The second verse proposes formal-arbitration: chāla jāūm santāmpuḍhē — tē hē nivaḍitī rōkaḍēlet us go before the sants — they will decide cash-down. The santāmpuḍhē (before the sants) court is named as the arbitration-venue. Rōkaḍa nivāḍa (cash-down decision) — same as 2703's rōkaḍā chi nivāḍano-deferral, immediate-settlement. The sants will not allow deferral.

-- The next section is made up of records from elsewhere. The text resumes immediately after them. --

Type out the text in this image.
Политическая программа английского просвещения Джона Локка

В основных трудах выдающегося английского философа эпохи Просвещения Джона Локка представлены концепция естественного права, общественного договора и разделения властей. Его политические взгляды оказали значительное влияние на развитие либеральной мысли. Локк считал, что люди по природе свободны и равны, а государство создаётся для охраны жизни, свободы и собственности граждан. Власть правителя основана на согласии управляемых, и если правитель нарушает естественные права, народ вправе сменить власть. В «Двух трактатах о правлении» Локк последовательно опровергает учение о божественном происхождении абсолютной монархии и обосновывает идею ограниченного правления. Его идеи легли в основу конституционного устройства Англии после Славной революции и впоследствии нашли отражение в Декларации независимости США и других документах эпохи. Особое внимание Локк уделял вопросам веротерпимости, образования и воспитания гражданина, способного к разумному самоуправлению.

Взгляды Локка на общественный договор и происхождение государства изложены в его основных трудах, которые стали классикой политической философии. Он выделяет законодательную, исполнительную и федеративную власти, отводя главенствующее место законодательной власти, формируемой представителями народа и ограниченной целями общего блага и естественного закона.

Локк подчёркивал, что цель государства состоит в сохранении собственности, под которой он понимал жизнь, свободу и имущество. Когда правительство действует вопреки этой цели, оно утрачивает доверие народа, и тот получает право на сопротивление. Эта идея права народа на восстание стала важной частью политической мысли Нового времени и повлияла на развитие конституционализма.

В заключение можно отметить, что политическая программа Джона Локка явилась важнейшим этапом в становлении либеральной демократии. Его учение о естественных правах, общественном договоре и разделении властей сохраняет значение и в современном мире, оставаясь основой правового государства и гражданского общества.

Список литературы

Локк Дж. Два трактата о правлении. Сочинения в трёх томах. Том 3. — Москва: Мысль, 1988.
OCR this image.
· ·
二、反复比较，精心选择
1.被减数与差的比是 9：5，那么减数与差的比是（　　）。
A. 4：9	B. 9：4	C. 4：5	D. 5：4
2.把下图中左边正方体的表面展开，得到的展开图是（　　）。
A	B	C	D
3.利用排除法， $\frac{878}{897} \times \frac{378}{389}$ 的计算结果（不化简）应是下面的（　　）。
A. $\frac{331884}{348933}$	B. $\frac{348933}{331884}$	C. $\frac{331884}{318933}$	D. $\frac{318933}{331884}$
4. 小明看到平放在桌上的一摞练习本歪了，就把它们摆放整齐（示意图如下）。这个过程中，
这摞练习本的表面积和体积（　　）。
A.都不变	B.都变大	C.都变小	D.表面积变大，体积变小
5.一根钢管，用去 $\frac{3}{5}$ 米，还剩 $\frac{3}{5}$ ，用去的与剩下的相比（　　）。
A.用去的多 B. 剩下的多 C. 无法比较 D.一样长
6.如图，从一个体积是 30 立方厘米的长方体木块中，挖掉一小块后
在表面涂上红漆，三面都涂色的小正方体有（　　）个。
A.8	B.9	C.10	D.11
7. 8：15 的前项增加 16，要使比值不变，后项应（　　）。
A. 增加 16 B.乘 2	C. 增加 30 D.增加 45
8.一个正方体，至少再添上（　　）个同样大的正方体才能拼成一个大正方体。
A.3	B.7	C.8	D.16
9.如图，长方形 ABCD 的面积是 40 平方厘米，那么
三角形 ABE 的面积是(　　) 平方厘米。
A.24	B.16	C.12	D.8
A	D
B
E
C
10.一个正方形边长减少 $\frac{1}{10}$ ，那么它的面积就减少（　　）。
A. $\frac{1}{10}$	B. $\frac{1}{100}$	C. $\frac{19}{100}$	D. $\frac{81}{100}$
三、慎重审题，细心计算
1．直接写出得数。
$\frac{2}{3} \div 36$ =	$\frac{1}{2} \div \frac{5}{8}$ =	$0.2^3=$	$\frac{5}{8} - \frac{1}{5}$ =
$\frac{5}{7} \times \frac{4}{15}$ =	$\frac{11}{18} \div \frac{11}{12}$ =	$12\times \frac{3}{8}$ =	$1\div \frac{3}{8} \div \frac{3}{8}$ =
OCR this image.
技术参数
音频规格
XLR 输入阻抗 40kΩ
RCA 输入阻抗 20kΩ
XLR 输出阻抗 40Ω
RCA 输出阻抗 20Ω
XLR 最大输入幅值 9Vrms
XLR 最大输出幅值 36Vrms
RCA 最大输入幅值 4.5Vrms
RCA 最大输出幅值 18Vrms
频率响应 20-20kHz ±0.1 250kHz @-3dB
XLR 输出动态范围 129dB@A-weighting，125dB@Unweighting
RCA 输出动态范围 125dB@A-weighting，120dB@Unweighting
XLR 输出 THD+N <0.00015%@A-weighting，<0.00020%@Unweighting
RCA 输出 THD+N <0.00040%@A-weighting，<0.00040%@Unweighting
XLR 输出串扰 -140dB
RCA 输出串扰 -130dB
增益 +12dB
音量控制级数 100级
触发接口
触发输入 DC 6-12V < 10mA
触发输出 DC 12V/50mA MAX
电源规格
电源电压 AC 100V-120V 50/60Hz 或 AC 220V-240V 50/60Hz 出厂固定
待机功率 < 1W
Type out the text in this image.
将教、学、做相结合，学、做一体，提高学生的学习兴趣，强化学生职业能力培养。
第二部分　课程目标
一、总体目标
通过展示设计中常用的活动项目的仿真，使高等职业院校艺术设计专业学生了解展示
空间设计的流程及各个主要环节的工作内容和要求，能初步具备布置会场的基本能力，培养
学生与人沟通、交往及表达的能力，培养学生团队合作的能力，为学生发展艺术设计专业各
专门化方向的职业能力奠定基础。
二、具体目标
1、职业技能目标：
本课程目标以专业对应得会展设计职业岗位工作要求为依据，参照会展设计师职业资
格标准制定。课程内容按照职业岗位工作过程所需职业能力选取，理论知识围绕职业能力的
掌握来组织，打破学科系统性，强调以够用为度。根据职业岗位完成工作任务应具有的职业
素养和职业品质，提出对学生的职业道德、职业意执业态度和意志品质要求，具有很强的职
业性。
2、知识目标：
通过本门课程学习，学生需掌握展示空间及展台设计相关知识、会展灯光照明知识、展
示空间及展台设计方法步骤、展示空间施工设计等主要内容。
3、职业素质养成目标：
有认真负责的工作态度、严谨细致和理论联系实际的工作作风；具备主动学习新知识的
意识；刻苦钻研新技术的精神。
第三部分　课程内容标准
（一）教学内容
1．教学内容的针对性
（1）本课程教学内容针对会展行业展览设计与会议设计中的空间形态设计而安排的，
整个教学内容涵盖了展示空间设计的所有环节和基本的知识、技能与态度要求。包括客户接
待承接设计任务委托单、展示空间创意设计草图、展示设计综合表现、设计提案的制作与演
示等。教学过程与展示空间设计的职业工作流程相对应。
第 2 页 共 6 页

The close: tūm nirlajja — āmhām rōkaḍī garajayou are nirlajja (shameless) — we have the rōkaḍī garaja (immediate need). The accusation-and-claim: the Lord is nirlajja (without-shame) in maintaining his distance; the bhakta has immediate-and-cash-down need. The asymmetry: shameless-distance vs urgent-need.

For someone today

A continuation of the combative protest-mode. Modesty is not the cause — folks know the method. The more you keep up worldly-appearance, the more you make me cry. Let's go before the sants — they decide cash-down. You are shameless — we have urgent need. The verse permits naming-the-mode: the Lord's keeping-up-appearance is itself the cause of the bhakta's tears. And it proposes sant-arbitration as the venue for forcing a cash-down resolution. The directness — you are shameless — is the kind of language the long-relationship permits.